A group of Black conservatives is urging school boards around the U.S. to adopt civic-minded courses that focus on the Founding Fathers’ ideals instead of critical race theory.
In an open letter published Monday, members of the nonprofit Woodson Center’s 1776 Unites Initiative argued that CRT and similar ideas teach young children of color that they are born into a racist system with no hope to control their own lives.
“The prevailing narrative of racial grievance has been corrupting the instruction of American history and the humanities for many decades, but has accelerated dangerously over the past year,” the letter reads. “The most damaging effects of such instruction fall on lower income minority children, who are implicitly told that they are helpless victims with no power or agency to shape their own futures.”

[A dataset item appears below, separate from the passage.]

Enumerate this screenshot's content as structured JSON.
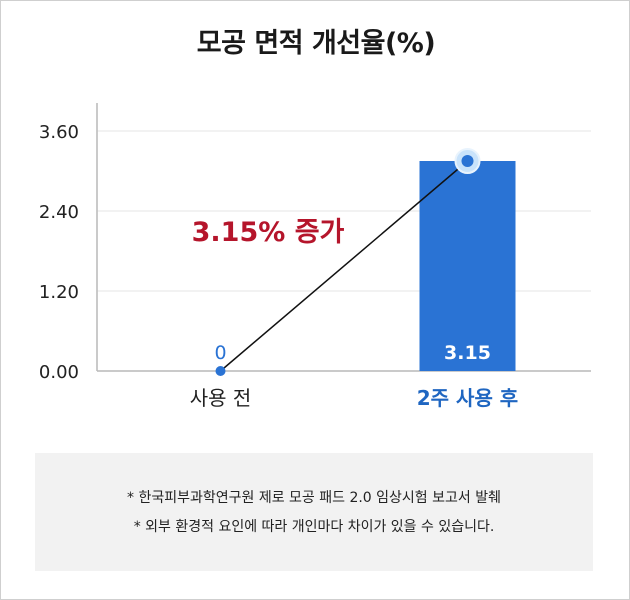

Bob Woodson Sr., a longtime civil rights activist and the founder of the Woodson Center who has opposed critical race theory for a long time, organized the letter.

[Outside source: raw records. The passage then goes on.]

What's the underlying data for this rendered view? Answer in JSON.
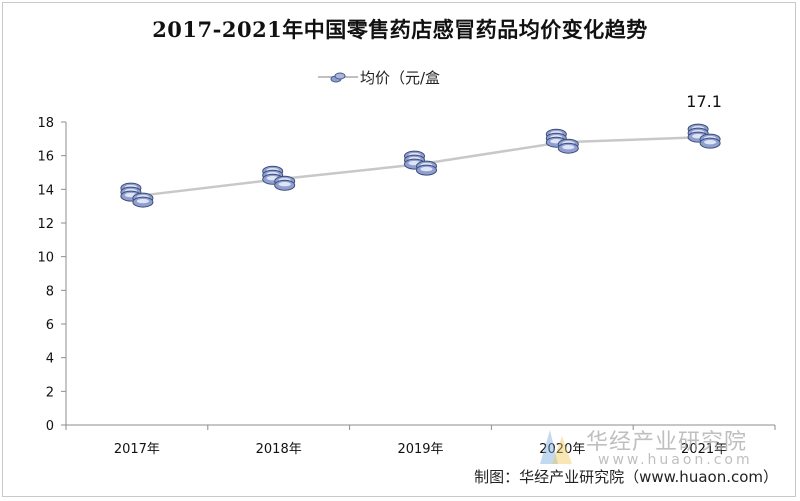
{
  "chart_data": {
    "type": "line",
    "title": "2017-2021年中国零售药店感冒药品均价变化趋势",
    "categories": [
      "2017年",
      "2018年",
      "2019年",
      "2020年",
      "2021年"
    ],
    "series": [
      {
        "name": "均价（元/盒",
        "values": [
          13.6,
          14.6,
          15.5,
          16.8,
          17.1
        ],
        "color": "#c8c8c8",
        "marker": "coin-stack-icon",
        "marker_color": "#8e9fd0"
      }
    ],
    "data_labels": [
      {
        "category": "2021年",
        "text": "17.1"
      }
    ],
    "y_ticks": [
      "0",
      "2",
      "4",
      "6",
      "8",
      "10",
      "12",
      "14",
      "16",
      "18"
    ],
    "ylim": [
      0,
      18
    ],
    "grid": false,
    "legend_position": "top-center"
  },
  "watermark": {
    "name": "华经产业研究院",
    "url": "www.huaon.com",
    "logo": "huajing-logo-icon"
  },
  "source": "制图：华经产业研究院（www.huaon.com）"
}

“Embedded within the achievements of American history are the tools of self-betterment and self-renewal that our country has always deployed on the journey to become a more perfect union,” the letter continues. “Our children deserve an authentic vision of that story, one that will help them to achieve their own human flourishing.”

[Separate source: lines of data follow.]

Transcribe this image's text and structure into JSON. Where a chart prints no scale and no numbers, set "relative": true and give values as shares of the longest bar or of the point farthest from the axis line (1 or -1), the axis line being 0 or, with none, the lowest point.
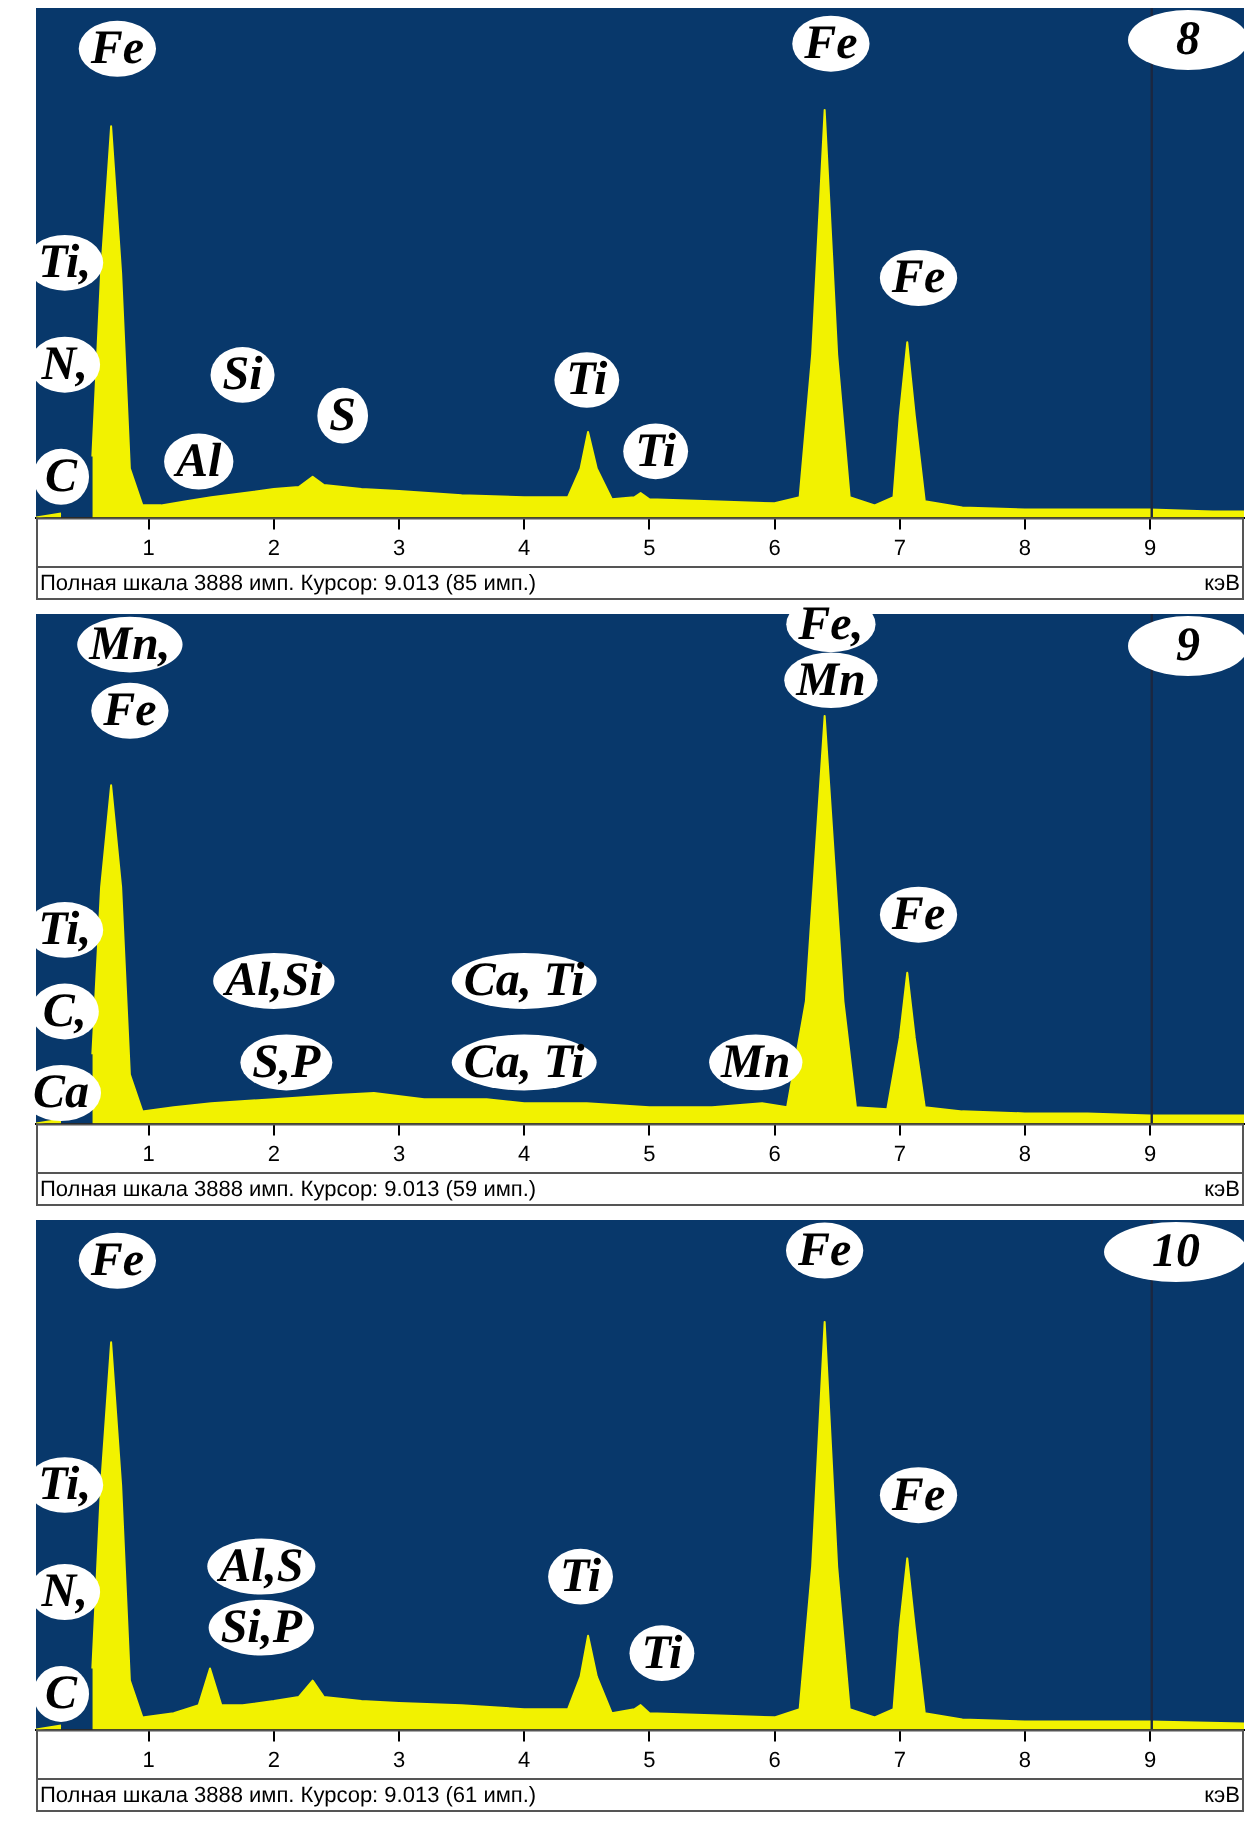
{
  "chart_data": [
    {
      "type": "area",
      "title": "8",
      "xlabel": "кэВ",
      "relative": true,
      "tick_labels": "x",
      "grid": false,
      "color": "#f2f200",
      "xlim": [
        0.1,
        9.75
      ],
      "xticks": [
        1,
        2,
        3,
        4,
        5,
        6,
        7,
        8,
        9
      ],
      "x": [
        0.1,
        0.3,
        0.45,
        0.55,
        0.62,
        0.7,
        0.78,
        0.85,
        0.95,
        1.1,
        1.3,
        1.5,
        1.75,
        2.0,
        2.2,
        2.31,
        2.4,
        2.7,
        3.0,
        3.5,
        4.0,
        4.35,
        4.45,
        4.51,
        4.58,
        4.7,
        4.88,
        4.93,
        5.0,
        5.5,
        6.0,
        6.2,
        6.3,
        6.4,
        6.5,
        6.6,
        6.8,
        6.95,
        7.0,
        7.06,
        7.12,
        7.2,
        7.5,
        8.0,
        8.5,
        9.0,
        9.5,
        9.75
      ],
      "values": [
        0,
        0.01,
        null,
        0.15,
        0.6,
        0.96,
        0.6,
        0.12,
        0.03,
        0.03,
        0.04,
        0.05,
        0.06,
        0.07,
        0.075,
        0.1,
        0.08,
        0.07,
        0.065,
        0.055,
        0.05,
        0.05,
        0.12,
        0.21,
        0.12,
        0.045,
        0.05,
        0.06,
        0.045,
        0.04,
        0.035,
        0.05,
        0.4,
        1,
        0.4,
        0.05,
        0.03,
        0.05,
        0.25,
        0.43,
        0.25,
        0.04,
        0.025,
        0.02,
        0.02,
        0.02,
        0.015,
        0.015
      ],
      "ref_lines": [
        {
          "axis": "x",
          "value": 9.013,
          "color": "#1b2740"
        }
      ],
      "annotations": [
        "Fe",
        "Fe",
        "Fe",
        "Ti",
        "Ti",
        "Si",
        "S",
        "Al",
        "Ti,",
        "N,",
        "C",
        "Полная шкала 3888 имп. Курсор: 9.013  (85 имп.)"
      ]
    },
    {
      "type": "area",
      "title": "9",
      "xlabel": "кэВ",
      "relative": true,
      "tick_labels": "x",
      "grid": false,
      "color": "#f2f200",
      "xlim": [
        0.1,
        9.75
      ],
      "xticks": [
        1,
        2,
        3,
        4,
        5,
        6,
        7,
        8,
        9
      ],
      "x": [
        0.1,
        0.3,
        0.45,
        0.55,
        0.62,
        0.7,
        0.78,
        0.85,
        0.95,
        1.2,
        1.5,
        2.0,
        2.5,
        2.8,
        3.2,
        3.7,
        4.0,
        4.5,
        5.0,
        5.5,
        5.9,
        6.1,
        6.25,
        6.4,
        6.55,
        6.65,
        6.9,
        7.0,
        7.06,
        7.12,
        7.2,
        7.5,
        8.0,
        8.5,
        9.0,
        9.75
      ],
      "values": [
        0,
        0.01,
        null,
        0.17,
        0.58,
        0.83,
        0.58,
        0.12,
        0.03,
        0.04,
        0.05,
        0.06,
        0.07,
        0.075,
        0.06,
        0.06,
        0.05,
        0.05,
        0.04,
        0.04,
        0.05,
        0.04,
        0.3,
        1,
        0.3,
        0.04,
        0.035,
        0.21,
        0.37,
        0.21,
        0.04,
        0.03,
        0.025,
        0.025,
        0.02,
        0.02
      ],
      "ref_lines": [
        {
          "axis": "x",
          "value": 9.013,
          "color": "#1b2740"
        }
      ],
      "annotations": [
        "Mn,",
        "Fe",
        "Fe,",
        "Mn",
        "Fe",
        "Ti,",
        "C,",
        "Ca",
        "Al,Si",
        "S,P",
        "Ca, Ti",
        "Ca, Ti",
        "Mn",
        "Полная шкала 3888 имп. Курсор: 9.013  (59 имп.)"
      ]
    },
    {
      "type": "area",
      "title": "10",
      "xlabel": "кэВ",
      "relative": true,
      "tick_labels": "x",
      "grid": false,
      "color": "#f2f200",
      "xlim": [
        0.1,
        9.75
      ],
      "xticks": [
        1,
        2,
        3,
        4,
        5,
        6,
        7,
        8,
        9
      ],
      "x": [
        0.1,
        0.3,
        0.45,
        0.55,
        0.62,
        0.7,
        0.78,
        0.85,
        0.95,
        1.2,
        1.4,
        1.49,
        1.58,
        1.75,
        2.0,
        2.2,
        2.31,
        2.4,
        2.7,
        3.0,
        3.5,
        4.0,
        4.35,
        4.45,
        4.51,
        4.58,
        4.7,
        4.88,
        4.93,
        5.0,
        5.5,
        6.0,
        6.2,
        6.3,
        6.4,
        6.5,
        6.6,
        6.8,
        6.95,
        7.0,
        7.06,
        7.12,
        7.2,
        7.5,
        8.0,
        8.5,
        9.0,
        9.75
      ],
      "values": [
        0,
        0.01,
        null,
        0.15,
        0.6,
        0.95,
        0.6,
        0.12,
        0.03,
        0.04,
        0.06,
        0.15,
        0.06,
        0.06,
        0.07,
        0.08,
        0.12,
        0.08,
        0.07,
        0.065,
        0.06,
        0.05,
        0.05,
        0.13,
        0.23,
        0.13,
        0.04,
        0.05,
        0.06,
        0.04,
        0.035,
        0.03,
        0.05,
        0.4,
        1,
        0.4,
        0.05,
        0.03,
        0.05,
        0.25,
        0.42,
        0.25,
        0.04,
        0.025,
        0.02,
        0.02,
        0.02,
        0.015
      ],
      "ref_lines": [
        {
          "axis": "x",
          "value": 9.013,
          "color": "#1b2740"
        }
      ],
      "annotations": [
        "Fe",
        "Fe",
        "Fe",
        "Ti",
        "Ti",
        "Al,S",
        "Si,P",
        "Ti,",
        "N,",
        "C",
        "Полная шкала 3888 имп. Курсор: 9.013  (61 имп.)"
      ]
    }
  ]
}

Instead of adopting CRT or bits and pieces of it, the group of Black conservatives is urging school boards to use their 1776 Unites curriculum, which aims to uphold “continuity, not rupture,” “dignity, not grievance,” and “resilience, not fragility.”
“We ask you, as stewards of public school systems around the country, to lead by example and embrace materials that will inspire the next generation, like those before them, to overcome challenges, achieve their goals, and live in a spirit of service to the common good.”
The group also took aim at dismal student performances across the board regarding civics and history – urging schools to make sure that the next generation of Americans understands what it means to live in a free democratic republic.